‘Politici zijn er na bijna twee jaar in geslaagd om van iets dat vrij rechtlijnig en logisch is, iets gigantisch complex en polariserends te maken’, schrijft psychiater Athena Beckers over het politieke compromis van de coronabarometer.
Twee jaar en vijf golven later: de geboorte van de coronabarometer. Een kleurrijk vormgegeven instrument dat dynamisch zou mee evolueren met “de cijfers”. Een rechtlijnig denkend persoon zou zich hier bijna iets concreets en duidelijks bij kunnen voorstellen. Slechte cijfers code rood, verstrengingen. Goede cijfers code geel, versoepelingen. Eindelijk voorspelbaarheid.
De gloednieuwe coronabarometer is weer zo’n typisch Belgisch compromis.
Nu ja, in feite was het simpel.
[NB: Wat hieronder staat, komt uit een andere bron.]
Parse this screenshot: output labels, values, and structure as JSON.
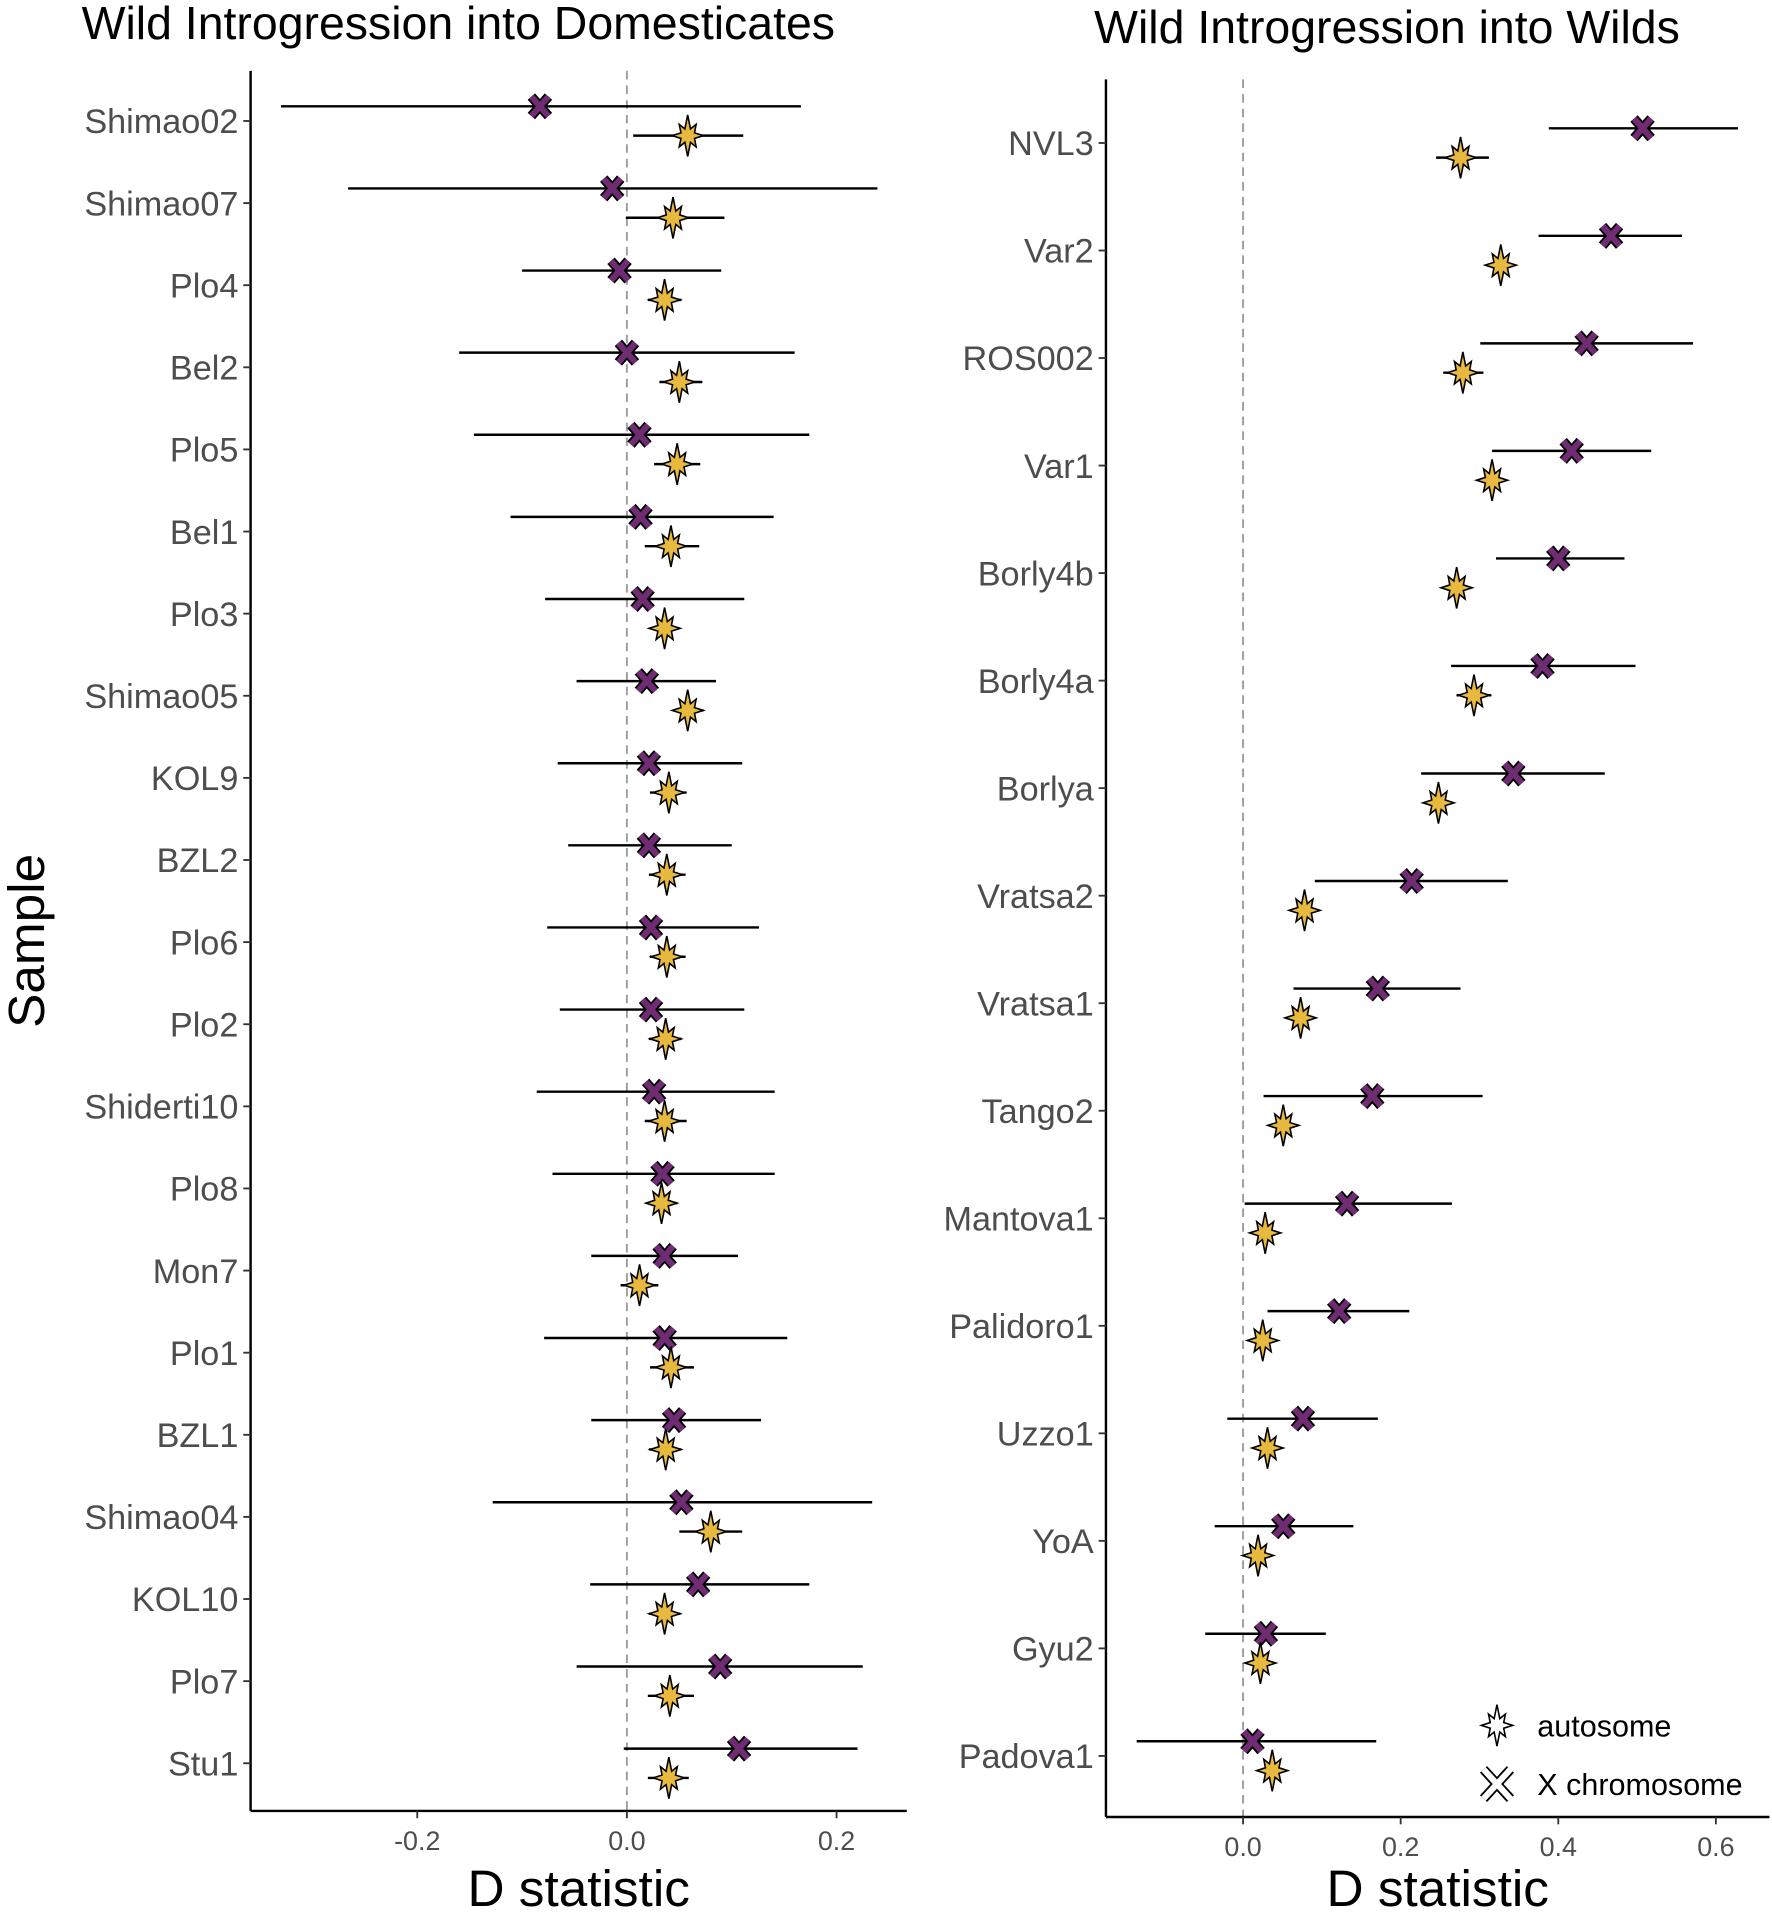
{
  "chart_data": [
    {
      "type": "scatter",
      "title": "Wild Introgression into Domesticates",
      "xlabel": "D statistic",
      "ylabel": "Sample",
      "xlim": [
        -0.359,
        0.267
      ],
      "xticks": [
        "-0.2",
        "0.0",
        "0.2"
      ],
      "xtick_values": [
        -0.2,
        0.0,
        0.2
      ],
      "reference_line": 0.0,
      "categories": [
        "Shimao02",
        "Shimao07",
        "Plo4",
        "Bel2",
        "Plo5",
        "Bel1",
        "Plo3",
        "Shimao05",
        "KOL9",
        "BZL2",
        "Plo6",
        "Plo2",
        "Shiderti10",
        "Plo8",
        "Mon7",
        "Plo1",
        "BZL1",
        "Shimao04",
        "KOL10",
        "Plo7",
        "Stu1"
      ],
      "series": [
        {
          "name": "X chromosome",
          "values": [
            -0.083,
            -0.014,
            -0.007,
            0.0,
            0.012,
            0.013,
            0.015,
            0.019,
            0.021,
            0.021,
            0.023,
            0.023,
            0.026,
            0.034,
            0.036,
            0.036,
            0.045,
            0.052,
            0.068,
            0.089,
            0.107
          ],
          "lower": [
            -0.33,
            -0.266,
            -0.1,
            -0.16,
            -0.146,
            -0.111,
            -0.078,
            -0.048,
            -0.066,
            -0.056,
            -0.076,
            -0.064,
            -0.086,
            -0.071,
            -0.034,
            -0.079,
            -0.034,
            -0.128,
            -0.035,
            -0.048,
            -0.003
          ],
          "upper": [
            0.166,
            0.239,
            0.09,
            0.16,
            0.174,
            0.14,
            0.112,
            0.085,
            0.11,
            0.1,
            0.126,
            0.112,
            0.141,
            0.141,
            0.106,
            0.153,
            0.128,
            0.234,
            0.174,
            0.225,
            0.22
          ]
        },
        {
          "name": "autosome",
          "values": [
            0.058,
            0.044,
            0.036,
            0.05,
            0.048,
            0.042,
            0.036,
            0.058,
            0.04,
            0.038,
            0.038,
            0.037,
            0.036,
            0.033,
            0.012,
            0.042,
            0.037,
            0.08,
            0.036,
            0.041,
            0.04
          ],
          "lower": [
            0.006,
            -0.001,
            0.02,
            0.031,
            0.026,
            0.017,
            0.022,
            0.044,
            0.022,
            0.021,
            0.022,
            0.021,
            0.017,
            0.02,
            -0.006,
            0.022,
            0.021,
            0.05,
            0.021,
            0.02,
            0.02
          ],
          "upper": [
            0.111,
            0.093,
            0.052,
            0.072,
            0.07,
            0.069,
            0.05,
            0.073,
            0.057,
            0.056,
            0.056,
            0.052,
            0.057,
            0.048,
            0.03,
            0.064,
            0.052,
            0.11,
            0.051,
            0.064,
            0.059
          ]
        }
      ]
    },
    {
      "type": "scatter",
      "title": "Wild Introgression into Wilds",
      "xlabel": "D statistic",
      "ylabel": "",
      "xlim": [
        -0.174,
        0.668
      ],
      "xticks": [
        "0.0",
        "0.2",
        "0.4",
        "0.6"
      ],
      "xtick_values": [
        0.0,
        0.2,
        0.4,
        0.6
      ],
      "reference_line": 0.0,
      "legend": {
        "position": "bottom-right",
        "entries": [
          "autosome",
          "X chromosome"
        ]
      },
      "categories": [
        "NVL3",
        "Var2",
        "ROS002",
        "Var1",
        "Borly4b",
        "Borly4a",
        "Borlya",
        "Vratsa2",
        "Vratsa1",
        "Tango2",
        "Mantova1",
        "Palidoro1",
        "Uzzo1",
        "YoA",
        "Gyu2",
        "Padova1"
      ],
      "series": [
        {
          "name": "X chromosome",
          "values": [
            0.507,
            0.467,
            0.436,
            0.417,
            0.4,
            0.38,
            0.343,
            0.214,
            0.171,
            0.164,
            0.132,
            0.122,
            0.076,
            0.051,
            0.029,
            0.012
          ],
          "lower": [
            0.388,
            0.375,
            0.301,
            0.316,
            0.321,
            0.264,
            0.226,
            0.091,
            0.064,
            0.026,
            0.002,
            0.031,
            -0.02,
            -0.036,
            -0.048,
            -0.135
          ],
          "upper": [
            0.628,
            0.557,
            0.571,
            0.518,
            0.484,
            0.498,
            0.459,
            0.336,
            0.276,
            0.304,
            0.265,
            0.211,
            0.171,
            0.14,
            0.105,
            0.169
          ]
        },
        {
          "name": "autosome",
          "values": [
            0.276,
            0.327,
            0.279,
            0.316,
            0.271,
            0.293,
            0.248,
            0.078,
            0.073,
            0.051,
            0.028,
            0.025,
            0.031,
            0.019,
            0.022,
            0.037
          ],
          "lower": [
            0.245,
            0.316,
            0.254,
            0.302,
            0.26,
            0.271,
            0.234,
            0.065,
            0.06,
            0.039,
            0.016,
            0.012,
            0.017,
            0.005,
            0.009,
            0.022
          ],
          "upper": [
            0.312,
            0.338,
            0.305,
            0.33,
            0.284,
            0.315,
            0.264,
            0.09,
            0.085,
            0.064,
            0.04,
            0.037,
            0.045,
            0.033,
            0.036,
            0.051
          ]
        }
      ]
    }
  ],
  "colors": {
    "autosome": "#E8B93F",
    "x_chromosome": "#6F2C72",
    "ref_line": "#9e9e9e"
  }
}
Er circuleert een erg besmettelijk virus. Wie zich ziek voelt blijft thuis. Wie in nauw contact geweest is met een zieke laat zich testen. Vermijd plaatsen waar veel mensen samentroepen.
Toch zijn politici er bijna twee jaar lang in geslaagd om van iets dat vrij rechtlijnig en logisch is, iets gigantisch complex en polariserends te maken. Zichzelf en hun partij netjes profilerend als dé belangenbehartiger van bij voorkeur de grootste of machtigste groep mensen. Zij met de grootste achterban of de luidst roepende lobbygroep.
Zoals nagenoeg alle coronamaatregelen de voorbije jaren zijn opgesteld, weer ingetrokken, opnieuw ingevoerd, aangepast met uitzonderingen, versoepeld, verstrengd,… zo schiep men nu voor ons ook ‘de coronabarometer’. Opnieuw vergezeld door een pleiade aan veronderstellende en voorwaardelijke voegwoorden: als, mits, tenzij, wanneer, indien,…
De kranten koppen: “De politiek heeft de eindbeslissing” en “de politiek wil het laatste woord hebben”. Dat noemt men het “politieke compromis”.
“Oui, mais non. Le compromis à la Belge. C’est l’art de trouver des solutions qui plaisent à tout le monde ou, du moins, qui donnent à chacun une petite satisfaction.”
Het politieke compromis lijkt vooral het behoud van het status quo voor ogen te hebben en wordt ook in andere politieke hangijzers toegepast. Denk bijvoorbeeld aan de klimaatverandering, de energiecrisis, de toenemende bodem- en luchtvervuiling, de jarenlange problemen binnen de geestelijke gezondheidszorg, de wachtlijsten binnen de sociale huisvesting. Op de een of andere manier lijken we deze problemen niet te wíllen oplossen. Of het staat niet in het lijstje met prioriteiten der lobbygroepen.
Er wordt wel geïnvesteerd, maar net niet voldoende om iets wezenlijks te kunnen veranderen. Alsof er met zoethoudertjes gestrooid wordt.
Als psychiater zie ik dagelijks mensen die lijden onder het gebrek aan daadkrachtig beleid in dit land. Met problemen die ik de laatste jaren vooral maatschappelijk zou noemen. De échte psychiatrie, dat zie je niet zoveel. Burnouts, decompensaties, gezinscrisissen, verslavingen. En iedereen moet wachten op hulp, als je pech hebt zelfs tot een jaar lang (!). Ons land telt bovendien zo’n 500.000 langdurig zieken, een aantal dat gestaag groeit met -niet verrassend- een aanzienlijk aandeel psychische problemen.
En dan gebeurt het zo maar even dat een arts, een psycholoog, een verpleegkundige,… zelf een burnout krijgt. Van ultieme frustratie weliswaar. Door jarenlang aan de kar van de vastgeroeste maatschappij te trekken en te zien dat deze gewoonweg niet in beweging komt.
De gloednieuwe coronabarometer is weer zo’n typisch Belgisch compromis en maakt me cynisch. Ik besluit hem niet te bekijken want hij zal vast volgende week alweer gewijzigd zijn. Bijzonder hoe de Belgische politiek er steeds opnieuw in slaagt om van iets simpels, iets complex te maken. Maandenlang over zoiets te vergaderen en echte problemen negerend – waardoor uiteindelijk niemand nog luistert.